A Robust And Energy-Efficient Gradient-Based Routing Protocol For WSNs

Wireless Sensor Network (WSN) is a new emerging technology that is of increasing interest in many military, civil and scientific applications. WSN is a self-configuring network which consists of a large number of low-cost tiny sensor nodes that are equipped with capabilities of sensing, computing, and wireless communication. These smart sensor nodes can collectively sense, process, and disseminate a wide range of complex environmental data to a central monitoring unit.Limitation on available resources is a major challenge in wireless sensor networks. Due to high rates of unexpected node/link failures, robust data delivery through multiple hops also becomes a critical issue. Traditional routing protocols waste energy and bandwidth for they keep maintaining routing tables via a periodic update process.

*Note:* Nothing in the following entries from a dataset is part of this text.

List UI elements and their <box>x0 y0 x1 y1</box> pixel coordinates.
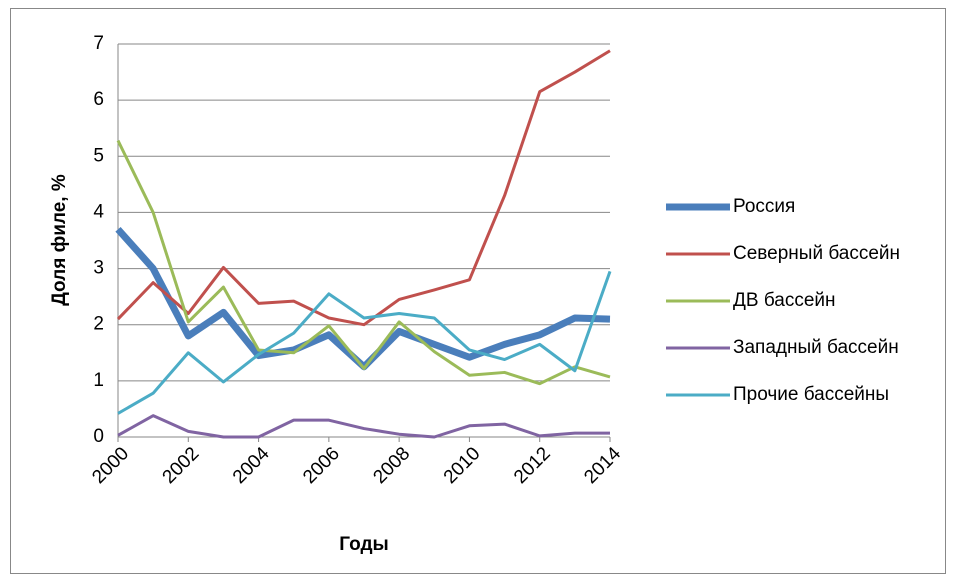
series-line <box>116 49 611 327</box>
y-tick-label: 6 <box>93 89 104 110</box>
y-tick-label: 2 <box>93 314 104 335</box>
series-line <box>117 270 612 415</box>
x-axis-title: Годы <box>339 534 388 555</box>
y-tick-label: 5 <box>93 145 104 166</box>
y-tick-label: 3 <box>93 258 104 279</box>
legend-label: ДВ бассейн <box>733 290 836 311</box>
legend-label: Северный бассейн <box>733 243 900 264</box>
y-tick-label: 7 <box>93 33 104 54</box>
y-tick-label: 4 <box>93 201 104 222</box>
y-tick-label: 0 <box>93 426 104 447</box>
y-axis-title: Доля филе, % <box>49 174 70 306</box>
series-line <box>116 139 611 386</box>
legend-label: Россия <box>733 196 795 217</box>
y-tick-label: 1 <box>93 370 104 391</box>
series-line <box>117 414 610 439</box>
legend-label: Прочие бассейны <box>733 384 889 405</box>
legend-label: Западный бассейн <box>733 337 899 358</box>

Although the proposal of reactive on-demand philosophy where routes are established only when required is a major step in wireless (sensor) networks, it still requires nodes to keep information about routes. However, constantly changing topologies resulted from nodes' movements, malfunction and dynamic channel conditions make the routing state upkeep difficult. In this paper, a state-free gradient-based forwarding (SGF) protocol is proposed to address these challenges.Nodes running SGF do not maintain states of neighbors or network topology and thus can scale to very large networks. Without using routing tables, SGF builds a gradient called cost field that provides each node the direction to forward data. To conserve energy, the gradient is established based on the minimum energy consumption of transmitting a packet from the node to the sink so that data can be transmitted along the energy-efficient paths. In the data transmission stage, the forwarder of a routing node is selected among multiple candidate nodes through a distributed contention process. The opportunistic forwarding implicitly maintains all possible routes and hence manifests robust performance. To alleviate collisions introduced by contention-based forwarding, a logarithmic function is introduced to effectively spread out nodes' deferral times. Moreover, the maintenance of gradient is purely driven by data transmissions and hence incurs little overhead. Simulation results show that SGF achieves significant energy saving and outperforms several existing data forwarding protocols in terms of packet delivery ratio and end-to-end delay.